- Born: 안재훈 May 13, 1941 Pyongyang, Heian'nan Province, Korea, Empire of Japan
- Died: June 1, 2011 (aged 70) Virginia Beach, Virginia, United States
- Occupations: journalist, researcher

= Jaehoon Ahn =

Korean American journalist (1941–2011)

Jaehoon Ahn (May 13, 1941 – June 1, 2011) was a Korean-born American journalist and researcher. Ahn worked as a researcher for The Washington Post for more than twenty-five years, until 1996. He was also the founding director of Radio Free Asia's Korean language service in 1997 and a board member of U.S. Committee for Human Rights in North Korea.

== Biography ==
Ahn was born on May 13, 1941, in Pyongyang, Heian'nan Province (South Pyongan Province), Korea, Empire of Japan, now North Korea. He fled with his family from their home in Pyongyang, where his family had lived for generations, to South Korea during the night when he was five years old to escape Communism. In 1960, he obtained a bachelor's degree from Seoul National University.

Ahn took a position as a reporter for JoongAng Ilbo, where he covered the Six-Day War as a foreign correspondent for the newspaper. He moved to the United States during the late 1960s and settled in the Washington, D.C. metropolitan area. He joined the staff of The Washington Post in 1969 as an assistant librarian for the newspaper's research department.

Ahn retired from the research department of The Washington Post in 1996. He worked for a Seoul-headquartered daily newspaper, where he helped to create the newspaper's style section and reorganize the structure of the newsroom.
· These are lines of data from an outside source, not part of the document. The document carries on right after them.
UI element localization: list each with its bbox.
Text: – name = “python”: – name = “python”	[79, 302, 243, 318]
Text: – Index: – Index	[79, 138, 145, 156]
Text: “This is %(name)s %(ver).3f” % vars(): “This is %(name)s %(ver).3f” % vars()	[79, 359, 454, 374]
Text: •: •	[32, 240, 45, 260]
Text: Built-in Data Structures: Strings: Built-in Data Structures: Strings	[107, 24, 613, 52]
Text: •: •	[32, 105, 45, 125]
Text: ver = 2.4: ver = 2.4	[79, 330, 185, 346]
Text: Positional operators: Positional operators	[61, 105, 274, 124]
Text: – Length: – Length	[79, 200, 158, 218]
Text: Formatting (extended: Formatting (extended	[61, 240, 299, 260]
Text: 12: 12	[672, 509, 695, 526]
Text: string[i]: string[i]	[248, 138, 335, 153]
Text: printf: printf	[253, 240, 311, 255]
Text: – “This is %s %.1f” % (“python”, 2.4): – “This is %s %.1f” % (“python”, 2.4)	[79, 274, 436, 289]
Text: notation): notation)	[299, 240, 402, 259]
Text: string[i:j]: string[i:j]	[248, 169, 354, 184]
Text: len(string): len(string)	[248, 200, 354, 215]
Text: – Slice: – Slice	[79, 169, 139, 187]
In 1997, Ahn was hired as the founding director of Radio Free Asia's fledgling Korean language service. Ahn helped to build the service from the beginning. He launched the RFA's Korea language service's first half hour of programming and hired the service's first five staff members and journalists. Ahn expanded the half-hour format to a longer show and managed to report directly from North Korea during his tenure as director. He retired from Radio Free Asia in 2007. In addition, Ahn served as a board member for the U.S. Committee for Human Rights in North Korea.

Ahn moved to Sandbridge Beach in southern Virginia Beach upon his retirement.

Jaehoon Ahn died from complications from a bleeding ulcer at a hospital in Virginia Beach, Virginia, on June 1, 2011, at the age of 70. He was survived by his wife, Soonhoon Lee Ahn, whom he had been married to for 42 years; two daughters, Soomie Lee Ahn and Yoomie Lee Ahn; four sisters; one brother; and three grandchildren. His father died in June 1997.